While defendant alleges that it terminated plaintiff due to her performance, plaintiff alleges that she was terminated because of her race, national origin (Chinese), disability, and perceived disability.
As to her race and national origin discrimination claims, the court explained:
Here, the declarations Shi submitted allege both that Bagatelle communicated no concerns as to her performance and that at least one other Bagatelle employee witnessed and personally experienced King discriminate against Shi and other Asian-American employees. Bagatelle’s declarations state the exact opposite: that King was never discriminatory, and Shi performed poorly. The evidence in this case is thus, essentially, two competing sets of declarations concerning Bagatelle’s motivations. Courts are cautious in granting summary judgment in employment discrimination cases where the employer’s intent is at issue, Holcomb, 521 F.3d at 137, and are not empowered to make credibility determinations at summary judgment, Reeves, 530 U.S. at 142. Thus, the competing declarations raise, at minimum, genuine disputes of material fact as to the reasons for Shi’s termination, and the Court accordingly cannot grant Bagatelle summary judgment on Shi’s Title VII and NYSHRL claims for race and national origin discrimination. See Holcomb, 521 F.3d at 137.
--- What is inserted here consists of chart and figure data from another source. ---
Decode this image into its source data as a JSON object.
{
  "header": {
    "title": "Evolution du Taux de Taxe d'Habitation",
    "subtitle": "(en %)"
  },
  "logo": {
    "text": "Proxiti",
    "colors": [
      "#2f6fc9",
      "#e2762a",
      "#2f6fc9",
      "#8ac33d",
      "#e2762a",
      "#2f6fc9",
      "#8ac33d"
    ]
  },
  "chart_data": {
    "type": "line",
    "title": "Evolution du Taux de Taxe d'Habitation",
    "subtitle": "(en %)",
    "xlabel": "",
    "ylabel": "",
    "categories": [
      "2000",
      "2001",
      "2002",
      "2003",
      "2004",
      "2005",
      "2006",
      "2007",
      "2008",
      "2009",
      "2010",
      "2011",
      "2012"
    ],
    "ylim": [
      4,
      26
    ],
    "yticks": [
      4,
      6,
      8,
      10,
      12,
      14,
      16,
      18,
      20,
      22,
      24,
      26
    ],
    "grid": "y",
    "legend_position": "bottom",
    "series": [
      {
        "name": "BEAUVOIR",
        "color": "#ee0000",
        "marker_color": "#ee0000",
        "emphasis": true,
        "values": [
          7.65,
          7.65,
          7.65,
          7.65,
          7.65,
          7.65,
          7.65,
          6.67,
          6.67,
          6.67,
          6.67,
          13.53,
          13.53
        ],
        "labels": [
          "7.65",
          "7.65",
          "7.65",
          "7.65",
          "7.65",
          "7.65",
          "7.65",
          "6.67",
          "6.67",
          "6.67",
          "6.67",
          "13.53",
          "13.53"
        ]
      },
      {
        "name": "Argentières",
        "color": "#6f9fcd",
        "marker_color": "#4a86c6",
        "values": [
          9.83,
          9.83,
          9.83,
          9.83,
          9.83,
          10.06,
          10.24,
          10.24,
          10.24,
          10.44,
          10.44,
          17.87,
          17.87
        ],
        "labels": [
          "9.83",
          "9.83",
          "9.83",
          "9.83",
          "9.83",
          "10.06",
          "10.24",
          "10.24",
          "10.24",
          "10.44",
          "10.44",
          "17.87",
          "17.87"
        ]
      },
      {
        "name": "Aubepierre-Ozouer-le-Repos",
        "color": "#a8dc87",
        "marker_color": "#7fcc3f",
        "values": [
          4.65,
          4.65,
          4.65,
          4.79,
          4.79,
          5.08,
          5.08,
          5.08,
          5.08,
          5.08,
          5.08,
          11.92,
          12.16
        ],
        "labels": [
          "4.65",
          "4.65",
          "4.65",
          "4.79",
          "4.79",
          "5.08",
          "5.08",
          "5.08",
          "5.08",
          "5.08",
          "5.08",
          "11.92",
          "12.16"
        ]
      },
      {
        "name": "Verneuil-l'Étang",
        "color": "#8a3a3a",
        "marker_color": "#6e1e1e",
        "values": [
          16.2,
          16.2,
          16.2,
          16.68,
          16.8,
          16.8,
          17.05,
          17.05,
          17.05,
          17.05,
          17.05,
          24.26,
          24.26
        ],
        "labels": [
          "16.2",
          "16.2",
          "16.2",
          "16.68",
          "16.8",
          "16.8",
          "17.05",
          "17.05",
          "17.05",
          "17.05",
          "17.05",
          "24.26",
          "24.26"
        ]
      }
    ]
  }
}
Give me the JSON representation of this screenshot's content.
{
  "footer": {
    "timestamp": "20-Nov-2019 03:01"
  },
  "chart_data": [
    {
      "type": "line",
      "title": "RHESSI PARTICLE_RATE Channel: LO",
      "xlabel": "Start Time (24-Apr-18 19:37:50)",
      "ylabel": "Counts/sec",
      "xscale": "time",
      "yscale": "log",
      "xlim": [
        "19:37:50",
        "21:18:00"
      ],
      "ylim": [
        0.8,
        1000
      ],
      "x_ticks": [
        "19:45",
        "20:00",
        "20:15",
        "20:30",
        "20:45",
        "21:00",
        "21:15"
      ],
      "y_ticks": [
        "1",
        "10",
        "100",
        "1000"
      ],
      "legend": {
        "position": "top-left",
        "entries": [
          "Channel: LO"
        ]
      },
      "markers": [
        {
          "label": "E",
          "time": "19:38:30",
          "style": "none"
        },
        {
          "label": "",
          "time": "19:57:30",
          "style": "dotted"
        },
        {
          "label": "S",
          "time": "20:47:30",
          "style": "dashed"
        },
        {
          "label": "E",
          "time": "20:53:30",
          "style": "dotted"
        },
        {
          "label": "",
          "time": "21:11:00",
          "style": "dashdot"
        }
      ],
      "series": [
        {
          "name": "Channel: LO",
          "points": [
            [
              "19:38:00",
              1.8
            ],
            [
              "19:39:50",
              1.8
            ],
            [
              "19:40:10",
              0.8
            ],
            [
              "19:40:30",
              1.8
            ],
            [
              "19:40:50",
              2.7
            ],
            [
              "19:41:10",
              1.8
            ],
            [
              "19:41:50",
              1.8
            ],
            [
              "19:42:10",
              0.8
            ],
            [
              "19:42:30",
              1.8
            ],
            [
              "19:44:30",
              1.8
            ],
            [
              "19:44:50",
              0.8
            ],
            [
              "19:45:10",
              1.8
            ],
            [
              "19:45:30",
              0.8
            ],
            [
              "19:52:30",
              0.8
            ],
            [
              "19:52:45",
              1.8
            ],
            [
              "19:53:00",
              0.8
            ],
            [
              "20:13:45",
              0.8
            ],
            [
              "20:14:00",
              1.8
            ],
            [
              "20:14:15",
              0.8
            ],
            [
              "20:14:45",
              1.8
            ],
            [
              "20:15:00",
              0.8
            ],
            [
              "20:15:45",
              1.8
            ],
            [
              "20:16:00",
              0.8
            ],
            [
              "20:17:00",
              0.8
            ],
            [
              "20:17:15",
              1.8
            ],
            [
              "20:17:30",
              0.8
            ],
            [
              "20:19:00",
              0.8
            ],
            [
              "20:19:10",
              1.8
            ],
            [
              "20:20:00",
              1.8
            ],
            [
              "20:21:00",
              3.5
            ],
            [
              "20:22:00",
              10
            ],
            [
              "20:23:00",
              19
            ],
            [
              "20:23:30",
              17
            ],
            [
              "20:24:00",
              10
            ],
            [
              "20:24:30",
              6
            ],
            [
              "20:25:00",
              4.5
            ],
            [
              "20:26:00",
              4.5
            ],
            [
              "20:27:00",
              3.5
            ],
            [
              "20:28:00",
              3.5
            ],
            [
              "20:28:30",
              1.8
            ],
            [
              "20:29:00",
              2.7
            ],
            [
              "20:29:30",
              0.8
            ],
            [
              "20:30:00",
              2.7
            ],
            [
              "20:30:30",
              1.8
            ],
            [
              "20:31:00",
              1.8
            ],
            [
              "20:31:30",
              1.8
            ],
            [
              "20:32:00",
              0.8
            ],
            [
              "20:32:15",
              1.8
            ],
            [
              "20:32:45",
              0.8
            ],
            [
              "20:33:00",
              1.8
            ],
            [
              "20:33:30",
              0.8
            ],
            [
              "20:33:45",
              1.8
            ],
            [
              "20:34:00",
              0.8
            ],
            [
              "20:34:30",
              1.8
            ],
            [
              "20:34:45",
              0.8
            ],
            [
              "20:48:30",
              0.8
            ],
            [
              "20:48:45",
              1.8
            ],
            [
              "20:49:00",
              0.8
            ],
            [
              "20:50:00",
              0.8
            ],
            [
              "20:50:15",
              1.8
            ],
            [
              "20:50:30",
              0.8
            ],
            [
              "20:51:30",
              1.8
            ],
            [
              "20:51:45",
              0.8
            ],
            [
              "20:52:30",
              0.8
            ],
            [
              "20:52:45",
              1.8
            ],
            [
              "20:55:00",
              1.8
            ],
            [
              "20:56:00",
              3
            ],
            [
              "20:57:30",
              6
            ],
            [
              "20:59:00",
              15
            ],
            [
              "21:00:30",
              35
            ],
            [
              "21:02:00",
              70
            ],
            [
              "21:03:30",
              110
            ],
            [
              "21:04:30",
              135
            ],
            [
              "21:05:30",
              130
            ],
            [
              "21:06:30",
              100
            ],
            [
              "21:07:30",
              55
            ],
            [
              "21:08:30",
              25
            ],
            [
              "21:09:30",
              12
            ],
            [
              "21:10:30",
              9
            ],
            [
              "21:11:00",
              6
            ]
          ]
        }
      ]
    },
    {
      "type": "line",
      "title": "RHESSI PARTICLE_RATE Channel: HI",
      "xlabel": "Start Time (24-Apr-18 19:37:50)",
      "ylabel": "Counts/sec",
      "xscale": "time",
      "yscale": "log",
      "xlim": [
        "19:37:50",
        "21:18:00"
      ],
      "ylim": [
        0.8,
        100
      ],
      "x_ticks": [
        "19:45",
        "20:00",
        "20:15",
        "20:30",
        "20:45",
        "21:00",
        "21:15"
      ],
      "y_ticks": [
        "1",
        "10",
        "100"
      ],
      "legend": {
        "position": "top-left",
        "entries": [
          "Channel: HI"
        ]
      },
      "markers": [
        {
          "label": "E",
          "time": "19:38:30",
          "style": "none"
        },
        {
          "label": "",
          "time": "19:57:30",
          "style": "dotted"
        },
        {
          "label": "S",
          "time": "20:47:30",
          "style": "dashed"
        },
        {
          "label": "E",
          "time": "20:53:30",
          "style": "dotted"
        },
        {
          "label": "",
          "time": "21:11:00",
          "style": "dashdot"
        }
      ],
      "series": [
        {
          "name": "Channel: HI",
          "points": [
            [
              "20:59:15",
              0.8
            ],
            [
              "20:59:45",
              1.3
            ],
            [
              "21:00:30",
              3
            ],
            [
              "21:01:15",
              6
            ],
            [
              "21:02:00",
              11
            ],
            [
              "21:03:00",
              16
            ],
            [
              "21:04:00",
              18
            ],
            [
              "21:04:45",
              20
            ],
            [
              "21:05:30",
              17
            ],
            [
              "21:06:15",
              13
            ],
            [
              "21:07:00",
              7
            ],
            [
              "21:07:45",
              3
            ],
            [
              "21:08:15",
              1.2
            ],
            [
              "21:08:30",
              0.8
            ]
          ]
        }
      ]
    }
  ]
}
Moreover, the NYCHRL was “designed to be ‘broader and more remedial’ than Title VII.” See Hornig v. Trs. of Colum. Univ., No. 17-cv-3602 (ER), 2022 U.S. Dist. LEXIS 60683, at *34 (S.D.N.Y. Mar. 31, 2022) (quoting Davis-Bell v. Columbia Univ., 851 F. Supp. 2d 650, 671 (S.D.N.Y. 2012)); see also Bright-Asante v. Saks & Co., No. 15-cv-5876 (ER), 2020 U.S. Dist. LEXIS 47354, at *14 (S.D.N.Y. Mar. 18, 2020) (stating that, to defeat summary judgment on an NYCHRL claim, a plaintiff “need only show that her employer treated her less well, at least in part for a discriminatory reason,” and an employer “is entitled to summary judgment on this basis only if the record establishes as a matter of law that ‘discrimination play[ed] no role’ in its actions,” even where the employer presents evidence of its legitimate, non-discriminatory motives (quoting Mihalik v. Credit Agricole Cheuvreux N. Am., Inc., 715 F.3d 102, 110 n.8 (2d Cir. 2013))). Thus, where a plaintiff’s claims survive even under the more stringent Title VII standard, they necessarily meet the standard under the NYCHRL as well. See Hornig, 2022 U.S. Dist. LEXIS 60683, at *39. Summary judgment on Shi’s NYCHRL claims for race and national origin discrimination is also therefore denied.
The court, however, granted defendant’s motion for summary judgment as to her disability discrimination claims.